I really don’t bring this up anymore, but today is the seventh of the month. Although I keep it to myself, I still suffer. The seventh is always a rough day. It was on November 2009. It is today.
The only reason I’m sharing it with you today is because I’m attending a legal procedure tomorrow where those named in the civil suit, specifically Austin Vantrease and Jonathan May, can do the right thing. Will they? Well, I’ll keep an open mind and hope… despite the time that has passed without doing so (in my opinion). Despite the low-crawling attempt to get a list of donor’s personal information (that was flatly denied by a Federal Court). Despite the bickering over a mere $25,000 in criminal restitution. That last one, the $25,000, is an indicator to me that they really don’t get it.

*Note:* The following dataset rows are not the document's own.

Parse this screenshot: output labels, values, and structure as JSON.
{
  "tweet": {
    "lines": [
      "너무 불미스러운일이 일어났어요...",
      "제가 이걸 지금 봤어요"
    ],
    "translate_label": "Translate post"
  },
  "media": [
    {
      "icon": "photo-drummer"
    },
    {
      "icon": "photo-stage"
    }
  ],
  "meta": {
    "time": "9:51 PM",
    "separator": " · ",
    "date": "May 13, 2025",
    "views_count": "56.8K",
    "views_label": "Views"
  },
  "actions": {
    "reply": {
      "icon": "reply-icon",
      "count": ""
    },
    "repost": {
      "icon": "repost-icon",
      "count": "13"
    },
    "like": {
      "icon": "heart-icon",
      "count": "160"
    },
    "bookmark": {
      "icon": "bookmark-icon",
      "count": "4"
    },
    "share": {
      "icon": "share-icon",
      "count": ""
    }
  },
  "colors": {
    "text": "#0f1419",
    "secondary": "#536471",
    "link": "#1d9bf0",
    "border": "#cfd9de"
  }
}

I’m doing this for my son’s sake. I hope they will too. After all, it’s not “us against them” when it comes right down to it. It’s accountability to Ryan, and both sides must recognize this. It always has been. Ever since the night they sucker-punched and kicked Ryan into oblivion. Nothing has changed. There’s no going back.
Again, my concern is they just don’t know — and maybe don’t want to know — how much damage was done. A lifetime’s worth. I seriously doubt anyone is telling them. Momma wouldn’t want to hurt her boy’s feelings.
Do you realize it’s now three years and three months since Ryan was brutally attacked? That’s 1,185 days! Over twenty-eight-thousand hours. 1.7 million minutes. 102 million seconds to do the right thing for the damage caused. I’m telling you this, I wouldn’t wish even a single one of those seconds on (almost) anyone. Even one tick of the clock is one too many. It’s too much suffering. Oh, what all was lost…
Now, you know, I’m trying to be much more positive lately. So I’ll go into tomorrow with high hopes. But the best thing is that I get to spend some time with my daughter afterwards! That makes whatever comes beforehand worth it. I won’t mind leaving at three o’clock in the morning because I know that evening will be wonderful. I won’t be phased by that one person I’ll see that makes me feel like I need to shower off the nastiness that emanates from him/her. I’m just thinking out loud here, but I often wonder if this is the type of person who might even close down a mexican restaurant then pour their drink into their child’s sippy cup for the road? Hmm…
Which reminds me. I’ll do my best to behave myself. Maybe even buy a sippy cup for my personal entertainment and consumption. Bottom’s up.
Look out, Morgantown… K-Pimpin’ in the hood!